Valerie, I think you misunderstood the issue. You cropped the salient point 
from the original post (why delete the most important sentence from the 
post you're quoting?):

"In the books readers only "see" the thestrals because we're seeing from 
Harry's POV.  The movies don't quite work that way, of course, and the 
audience shouldn't really see the threstrals that the 6 students are riding. "

The point is not a production one, but a NARRATIVE one. Of course, with 
modern CGI, movies can show anything imaginable. But that's not the point.

In a book, we can get inside Harry's head and effectively see the world 
through his eyes. The narrative language of movies is different, as we are, 
in practice, external to Harry at all times (this is one reason why the 
books need to be "adapted" for the screen rather than just taking a book 
and filming it scene by scene).

The question, therefore, is valid. In theory, only a member of the audience 
who has seen someone die should be able to see the Thestrals, and 
accordingly, the rest of the audience should not. And that's plain silly.
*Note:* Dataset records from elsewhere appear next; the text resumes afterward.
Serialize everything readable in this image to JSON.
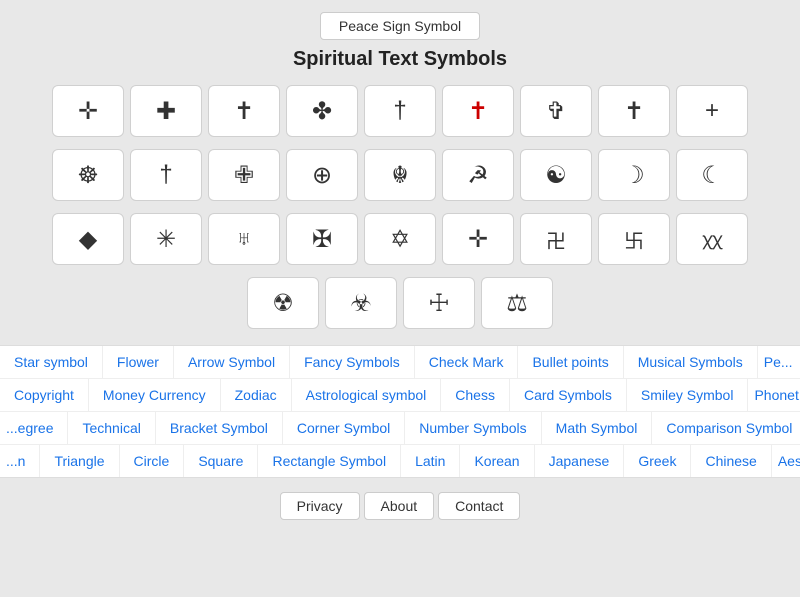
{
  "header": {
    "top_button": "Peace Sign Symbol",
    "title": "Spiritual Text Symbols"
  },
  "symbols": {
    "row1": [
      "✛",
      "✚",
      "✝",
      "✤",
      "†",
      "✝",
      "✞",
      "✝",
      "+"
    ],
    "row2": [
      "☸",
      "†",
      "✙",
      "⊕",
      "☬",
      "☭",
      "☯",
      "☽",
      "☾"
    ],
    "row3": [
      "◆",
      "✳",
      "⌥",
      "✠",
      "✡",
      "✛",
      "卍",
      "卐",
      "XX"
    ],
    "row4": [
      "☢",
      "☣",
      "☩",
      "⚖"
    ]
  },
  "nav_rows": {
    "row1": [
      "Star symbol",
      "Flower",
      "Arrow Symbol",
      "Fancy Symbols",
      "Check Mark",
      "Bullet points",
      "Musical Symbols",
      "Pe..."
    ],
    "row2": [
      "Copyright",
      "Money Currency",
      "Zodiac",
      "Astrological symbol",
      "Chess",
      "Card Symbols",
      "Smiley Symbol",
      "Phonet..."
    ],
    "row3": [
      "...egree",
      "Technical",
      "Bracket Symbol",
      "Corner Symbol",
      "Number Symbols",
      "Math Symbol",
      "Comparison Symbol"
    ],
    "row4": [
      "...n",
      "Triangle",
      "Circle",
      "Square",
      "Rectangle Symbol",
      "Latin",
      "Korean",
      "Japanese",
      "Greek",
      "Chinese",
      "Aesthet..."
    ]
  },
  "footer": {
    "privacy": "Privacy",
    "about": "About",
    "contact": "Contact"
  }
}
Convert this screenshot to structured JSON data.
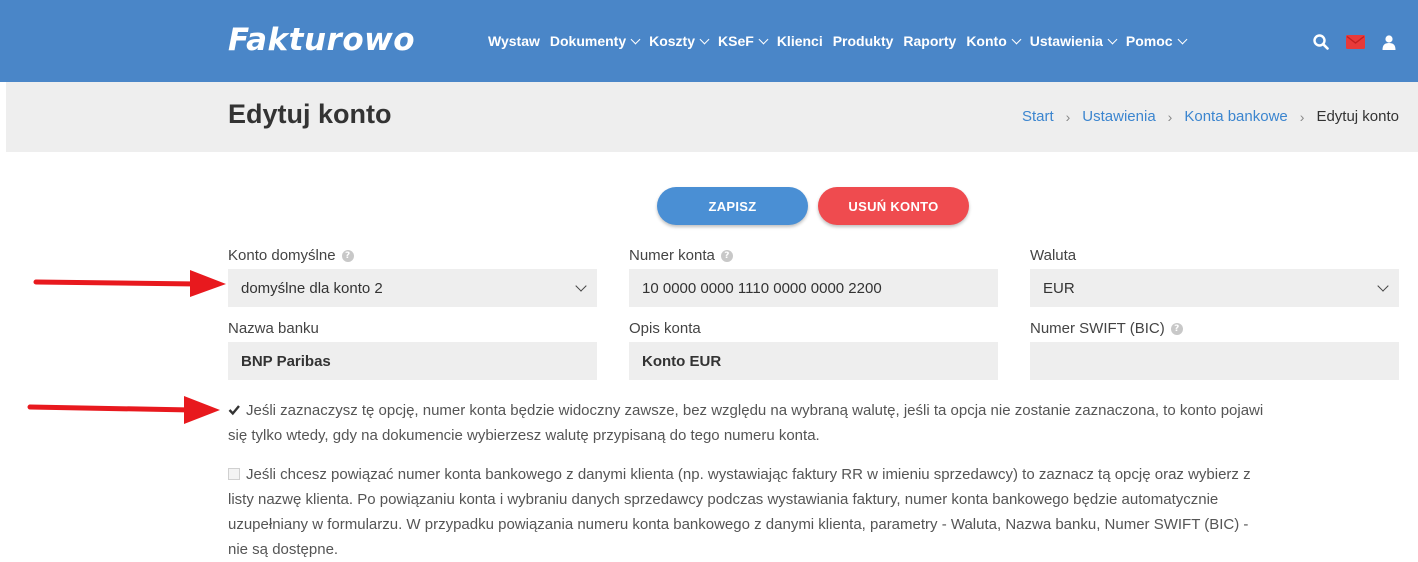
{
  "app": {
    "logo": "Fakturowo",
    "accent": "#4a86c8"
  },
  "nav": [
    {
      "label": "Wystaw",
      "dropdown": false
    },
    {
      "label": "Dokumenty",
      "dropdown": true
    },
    {
      "label": "Koszty",
      "dropdown": true
    },
    {
      "label": "KSeF",
      "dropdown": true
    },
    {
      "label": "Klienci",
      "dropdown": false
    },
    {
      "label": "Produkty",
      "dropdown": false
    },
    {
      "label": "Raporty",
      "dropdown": false
    },
    {
      "label": "Konto",
      "dropdown": true
    },
    {
      "label": "Ustawienia",
      "dropdown": true
    },
    {
      "label": "Pomoc",
      "dropdown": true
    }
  ],
  "top_icons": [
    "search-icon",
    "mail-icon",
    "user-icon"
  ],
  "page": {
    "title": "Edytuj konto"
  },
  "breadcrumb": [
    "Start",
    "Ustawienia",
    "Konta bankowe",
    "Edytuj konto"
  ],
  "actions": {
    "save": "ZAPISZ",
    "delete": "USUŃ KONTO",
    "save_color": "#4a8fd4",
    "delete_color": "#ef4b4f"
  },
  "form": {
    "default_account": {
      "label": "Konto domyślne",
      "value": "domyślne dla konto 2"
    },
    "account_number": {
      "label": "Numer konta",
      "value": "10 0000 0000 1110 0000 0000 2200"
    },
    "currency": {
      "label": "Waluta",
      "value": "EUR"
    },
    "bank_name": {
      "label": "Nazwa banku",
      "value": "BNP Paribas"
    },
    "description": {
      "label": "Opis konta",
      "value": "Konto EUR"
    },
    "swift": {
      "label": "Numer SWIFT (BIC)",
      "value": ""
    }
  },
  "options": {
    "always_visible": {
      "checked": true,
      "line1": "Jeśli zaznaczysz tę opcję, numer konta będzie widoczny zawsze, bez względu na wybraną walutę, jeśli ta opcja nie zostanie zaznaczona, to konto pojawi",
      "line2": "się tylko wtedy, gdy na dokumencie wybierzesz walutę przypisaną do tego numeru konta."
    },
    "link_client": {
      "checked": false,
      "line1": "Jeśli chcesz powiązać numer konta bankowego z danymi klienta (np. wystawiając faktury RR w imieniu sprzedawcy) to zaznacz tą opcję oraz wybierz z",
      "line2": "listy nazwę klienta. Po powiązaniu konta i wybraniu danych sprzedawcy podczas wystawiania faktury, numer konta bankowego będzie automatycznie",
      "line3": "uzupełniany w formularzu. W przypadku powiązania numeru konta bankowego z danymi klienta, parametry - Waluta, Nazwa banku, Numer SWIFT (BIC) -",
      "line4": "nie są dostępne."
    }
  },
  "annotation_color": "#e8191e"
}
However, there's an easy solution, using the language of movies, and not 
the language of books.

A perfect comparison are existing scenes with the invisibility cloak: 
whenever the shot is a closeup of Harry (or Neville, or Luna), we see their 
steers. When it's a long shot, we see the group sitting in mid-air. So, for 
instance, we see Harry and Luna getting on their Thestrals in closeups; cut 
to a long shot of Ron, Hermione and Ginny staring at them sitting in 
mid-air. And when they're airborne, include a shot from over Harry's head 
of him, his steer and the landscape below. Cut to a selection of long shots 
(from above and below) of the kids sitting in mid-air. And so on. The same 
rules apply to the COMC lesson.

That's the language and grammar of movies, and it works.